CAP exists as a homodimer in solution, and it is bound to by two cyclic AMP (cAMP) ligand molecules with negative cooperativity. By increasing CAP's affinity for DNA, cAMP functions as an allosteric effector.

With its cyclic-AMP ligand, CAP binds a DNA region upstream from the site at which RNA polymerase binds and activates transcription through protein-protein interactions with RNA polymerase's α-subunit. This protein-protein interaction both catalyzes the formation of the RNAP-promoter closed complex and isomerizes the RNAP-promoter complex to the open conformation.

CAP has a characteristic helix-turn-helix motif structure that allows it to bind to successive major grooves on DNA. The two helices are reinforcing, each causing a 43° turn in the structure, with an overall 94° degree turn in the DNA. Each subunit of CAP is composed of a ligand-binding domain at the N-terminus (CAP^{N}, residues 1–138) and a DNA-binding domain at the C-terminus (DBD, residues 139–209).

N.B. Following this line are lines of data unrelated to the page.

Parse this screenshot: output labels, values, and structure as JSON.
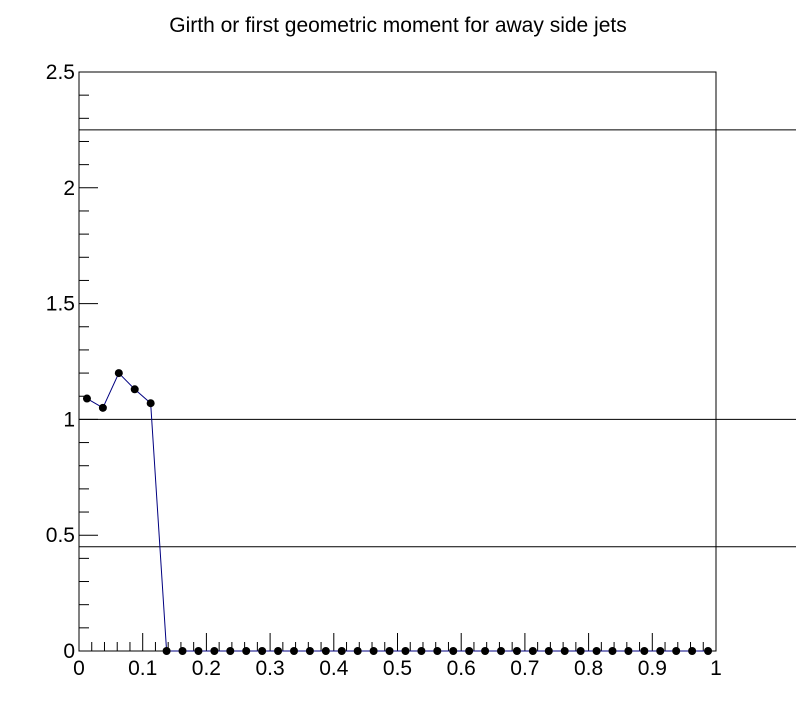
{
  "chart_data": {
    "type": "line",
    "title": "Girth or first geometric moment for away side jets",
    "xlim": [
      0,
      1
    ],
    "ylim": [
      0,
      2.5
    ],
    "x_tick_labels": [
      "0",
      "0.1",
      "0.2",
      "0.3",
      "0.4",
      "0.5",
      "0.6",
      "0.7",
      "0.8",
      "0.9",
      "1"
    ],
    "y_tick_labels": [
      "0",
      "0.5",
      "1",
      "1.5",
      "2",
      "2.5"
    ],
    "reference_lines_y": [
      2.25,
      1.0,
      0.45
    ],
    "grid": false,
    "legend": "none",
    "series": [
      {
        "color": "#000080",
        "marker_color": "#000000",
        "x": [
          0.0125,
          0.0375,
          0.0625,
          0.0875,
          0.1125,
          0.1375,
          0.1625,
          0.1875,
          0.2125,
          0.2375,
          0.2625,
          0.2875,
          0.3125,
          0.3375,
          0.3625,
          0.3875,
          0.4125,
          0.4375,
          0.4625,
          0.4875,
          0.5125,
          0.5375,
          0.5625,
          0.5875,
          0.6125,
          0.6375,
          0.6625,
          0.6875,
          0.7125,
          0.7375,
          0.7625,
          0.7875,
          0.8125,
          0.8375,
          0.8625,
          0.8875,
          0.9125,
          0.9375,
          0.9625,
          0.9875
        ],
        "y": [
          1.09,
          1.05,
          1.2,
          1.13,
          1.07,
          0,
          0,
          0,
          0,
          0,
          0,
          0,
          0,
          0,
          0,
          0,
          0,
          0,
          0,
          0,
          0,
          0,
          0,
          0,
          0,
          0,
          0,
          0,
          0,
          0,
          0,
          0,
          0,
          0,
          0,
          0,
          0,
          0,
          0,
          0
        ]
      }
    ]
  }
}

==CAP's role in the catabolism of saccharides==
One example of the role of CAP is its criticality in activating the ability of E. coli to metabolize lactose.
The cAMP-CAP complex allows RNA polymerase to bind to the lac operon and transcribe its genes, which encode the proteins required for breaking down lactose into glucose and galactose. Regulation of the lac operon is vital for E. coli because glucose is more easily metabolized—and is therefore a more economical source of carbon—than lactose. So the cell "prefers" glucose, and its presence causes the lac operon to be repressed regardless how much lactose may be available.

Such conditional turning off of genes for metabolizing less-preferred substances, known as catabolite repression, is common in bacteria, and CAP plays an important role in it. Besides its function in activating the lac operon, CAP has a similar role in the Mal regulon, controlling the expression of malT, a gene critical in the uptake and metabolism of maltodextrins.